Left: McGinley's butt

Scene 4:  Next stop: Another giant lecture hall, a lecture on French impressionism, Monet at Giverny.  It's Russo's daughter Katie, a professor of art history (and the sex scandal lady).  As the students leave, she notes that her Dad doesn't like interacting with other humans, so they can get extra credit for looking him in the eye and saying "I love you very much."  A student does it!

Next Katie points out that the college has asked Russo to do a reading a billion times; why agree now?  "Admit it -- you're checking up on me, to see if I'm ok after the sex scandal."  We finally find out what it is: her husband Archie dumped her for a grad student.  Hetero Romance Problem #1.  

She has no idea why. Everything was normal, and then she was moving into the dead hockey coach's house.   Everybody on campus knows, and keeps staring at her and asking questions.  And it's difficult to avoid running into him or his new girlfriend on a small campus.  She's about to crack.

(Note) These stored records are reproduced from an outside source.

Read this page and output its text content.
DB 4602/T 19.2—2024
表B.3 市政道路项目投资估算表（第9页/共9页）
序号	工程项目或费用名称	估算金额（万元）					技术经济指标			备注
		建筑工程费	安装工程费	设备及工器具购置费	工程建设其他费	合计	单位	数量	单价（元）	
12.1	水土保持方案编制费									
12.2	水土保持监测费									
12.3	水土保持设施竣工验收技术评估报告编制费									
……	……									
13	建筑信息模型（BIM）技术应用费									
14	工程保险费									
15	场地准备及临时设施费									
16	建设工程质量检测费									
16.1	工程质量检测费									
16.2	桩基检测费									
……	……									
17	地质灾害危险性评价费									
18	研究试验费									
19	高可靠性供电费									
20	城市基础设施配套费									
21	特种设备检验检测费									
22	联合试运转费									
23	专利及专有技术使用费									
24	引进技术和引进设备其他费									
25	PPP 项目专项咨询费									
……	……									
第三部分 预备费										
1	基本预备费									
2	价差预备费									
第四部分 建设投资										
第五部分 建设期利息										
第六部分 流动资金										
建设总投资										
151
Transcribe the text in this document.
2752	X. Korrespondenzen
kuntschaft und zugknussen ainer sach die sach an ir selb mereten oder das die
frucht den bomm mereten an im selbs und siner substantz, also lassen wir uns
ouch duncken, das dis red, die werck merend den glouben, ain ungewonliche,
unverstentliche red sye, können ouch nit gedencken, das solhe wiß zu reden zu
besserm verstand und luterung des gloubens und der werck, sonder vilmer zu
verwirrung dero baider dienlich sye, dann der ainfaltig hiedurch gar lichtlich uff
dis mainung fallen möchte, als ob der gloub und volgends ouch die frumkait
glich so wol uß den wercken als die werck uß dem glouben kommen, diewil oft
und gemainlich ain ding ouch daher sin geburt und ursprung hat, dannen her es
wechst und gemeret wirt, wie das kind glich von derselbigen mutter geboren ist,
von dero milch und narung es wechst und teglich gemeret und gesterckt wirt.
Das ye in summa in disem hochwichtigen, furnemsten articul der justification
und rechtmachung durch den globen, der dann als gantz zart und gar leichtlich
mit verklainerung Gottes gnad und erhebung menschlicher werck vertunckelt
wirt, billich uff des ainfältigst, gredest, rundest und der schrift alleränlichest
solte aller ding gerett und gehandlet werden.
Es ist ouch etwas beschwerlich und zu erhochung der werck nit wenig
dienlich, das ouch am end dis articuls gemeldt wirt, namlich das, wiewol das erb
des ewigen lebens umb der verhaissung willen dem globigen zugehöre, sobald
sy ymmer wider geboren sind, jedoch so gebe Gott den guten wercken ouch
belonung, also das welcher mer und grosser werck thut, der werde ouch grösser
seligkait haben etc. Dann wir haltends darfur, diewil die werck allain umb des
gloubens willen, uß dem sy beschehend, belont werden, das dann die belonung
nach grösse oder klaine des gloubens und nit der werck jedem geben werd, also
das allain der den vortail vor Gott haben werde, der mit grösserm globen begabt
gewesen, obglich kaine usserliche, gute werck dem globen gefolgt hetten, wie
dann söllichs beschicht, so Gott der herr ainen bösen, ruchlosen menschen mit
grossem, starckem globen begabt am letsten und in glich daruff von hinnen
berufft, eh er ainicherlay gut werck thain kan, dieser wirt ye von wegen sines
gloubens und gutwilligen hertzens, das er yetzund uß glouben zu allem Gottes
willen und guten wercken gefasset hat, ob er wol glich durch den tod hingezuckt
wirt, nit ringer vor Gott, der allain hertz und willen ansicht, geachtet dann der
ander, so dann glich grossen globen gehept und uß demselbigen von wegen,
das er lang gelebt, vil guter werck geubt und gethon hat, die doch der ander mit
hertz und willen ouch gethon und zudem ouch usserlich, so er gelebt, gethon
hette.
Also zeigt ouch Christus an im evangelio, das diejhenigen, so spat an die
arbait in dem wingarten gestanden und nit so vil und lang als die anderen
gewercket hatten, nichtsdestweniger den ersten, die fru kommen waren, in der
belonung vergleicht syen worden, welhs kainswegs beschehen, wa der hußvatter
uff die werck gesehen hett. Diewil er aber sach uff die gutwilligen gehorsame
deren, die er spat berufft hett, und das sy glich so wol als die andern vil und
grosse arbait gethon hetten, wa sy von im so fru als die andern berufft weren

She points them out, sitting on a park bench.  "The girlfriend isn't even hot.  She's like a regular person.  Why did he dump me for her?"  Maybe he liked her personality?

As Russo peeks through the bushes, husband Archie and the girlfriend leave, and a lesbian couple notice him.  They think he's a perv, har har.   He runs away as they film him.  

Spoiler alert: This is set up to have consequences, like Russo being arrested, or the job offer rescinded, but it is never mentioned again.


Scene 5
: Russo stops at a convenience store for some water.  Tommy (Maximo Salas), the jock from earlier, praises the Rooster books. Uh-oh, he forgot his id, so Russo buys his beer for him.  If he's under 21, you're in big trouble, buddy.